Motherhood is not so much hard work as it is heart work. We may all mother differently, but we all mother from the heart. Whose babies grow up to be Fighter Pilots, Missionaries to foreign lands which contain non-curable, non-vaccinable diseases, or to in any way put their lives at risk to protect other lives and freedoms? What sort of babies grow up to contribute to making the world a better, safer place?
The babies who had the best mothers, that’s who.
One last thought that seemed obvious to me before I had children: Their lives do not belong to me. They belong to the LORD, who saw fit to make me their mother…to raise them, so that they could live the life HE planned for them before the beginning of the world. (I’m pretty sure that plan never involved their mother stepping in the middle of their path and getting in the way of their destiny.)
“Then Simeon blessed them and said to Mary, his mother: ‘This child is destined to cause the falling and rising of many in Israel, and to be a sign that will be spoken against, so that the thoughts of many hearts will be revealed. And a sword will pierce your own soul, too’” (about Jesus, her first born child) (Luke 2:34-35).
Dear Lord Jesus, once again I choose to remember that my children do not belong to me; they belong to You.

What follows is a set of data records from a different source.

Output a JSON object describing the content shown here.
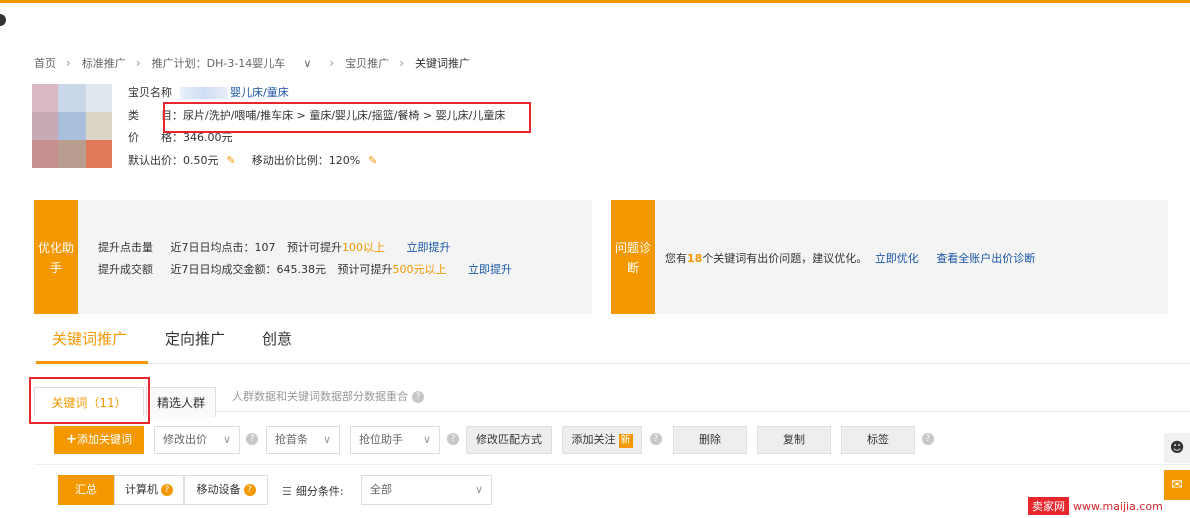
{
  "breadcrumb": {
    "home": "首页",
    "standard": "标准推广",
    "plan": "推广计划：DH-3-14婴儿车",
    "item": "宝贝推广",
    "current": "关键词推广",
    "plan_dropdown_icon": "chevron-down"
  },
  "product": {
    "name_label": "宝贝名称",
    "name_value": "婴儿床/童床",
    "category_label": "类　　目：",
    "category_value": "尿片/洗护/喂哺/推车床 > 童床/婴儿床/摇篮/餐椅 > 婴儿床/儿童床",
    "price_label": "价　　格：",
    "price_value": "346.00元",
    "default_bid_label": "默认出价：",
    "default_bid_value": "0.50元",
    "mobile_ratio_label": "移动出价比例：",
    "mobile_ratio_value": "120%"
  },
  "optimize": {
    "tag": "优化助手",
    "row1_label": "提升点击量",
    "row1_stat": "近7日日均点击：107",
    "row1_est_prefix": "预计可提升",
    "row1_est_value": "100以上",
    "row1_link": "立即提升",
    "row2_label": "提升成交额",
    "row2_stat": "近7日日均成交金额：645.38元",
    "row2_est_prefix": "预计可提升",
    "row2_est_value": "500元以上",
    "row2_link": "立即提升"
  },
  "diagnosis": {
    "tag": "问题诊断",
    "text_prefix": "您有",
    "count": "18",
    "text_suffix": "个关键词有出价问题，建议优化。",
    "link1": "立即优化",
    "link2": "查看全账户出价诊断"
  },
  "tabs": [
    "关键词推广",
    "定向推广",
    "创意"
  ],
  "subtabs": {
    "keywords": "关键词（11）",
    "crowd": "精选人群",
    "note": "人群数据和关键词数据部分数据重合"
  },
  "toolbar": {
    "add_keyword": "添加关键词",
    "modify_bid": "修改出价",
    "first_position": "抢首条",
    "rank_helper": "抢位助手",
    "match_mode": "修改匹配方式",
    "add_follow": "添加关注",
    "new_badge": "新",
    "delete": "删除",
    "copy": "复制",
    "tag": "标签"
  },
  "filter": {
    "summary": "汇总",
    "computer": "计算机",
    "mobile": "移动设备",
    "condition_label": "细分条件:",
    "condition_value": "全部"
  },
  "watermark": {
    "brand": "卖家网",
    "url": "www.maijia.com"
  },
  "colors": {
    "accent": "#f39800",
    "link": "#1a55a5",
    "highlight_box": "#e8262d"
  }
}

Help me to raise them well, using the unique gifting and insight and personality You have given me, and to never get in the way of Your leading in their lives. I thank You for granting me this greatest honor of motherhood. In Jesus’ name, Amen.
This pretty much sums up the experience of motherhood! Dying to self!
❤️
Sometimes I rock motherhood and sometimes I absolutely tank it…thank heavens God doesn’t let us see everything we will go thru as moms or the world would be a lot less populated 😂
They are truly just on loan to us and it’s in the dark times God often does His best work in their lives, but that’s a heartbreaker…Lord help us moms have the wisdom and discernment to know when to hold on and when to let go…Happy Mothers Day y’all!
Oh yes!! Motherhood a a such an honor!
My best blessings are knowing my children love Jesus.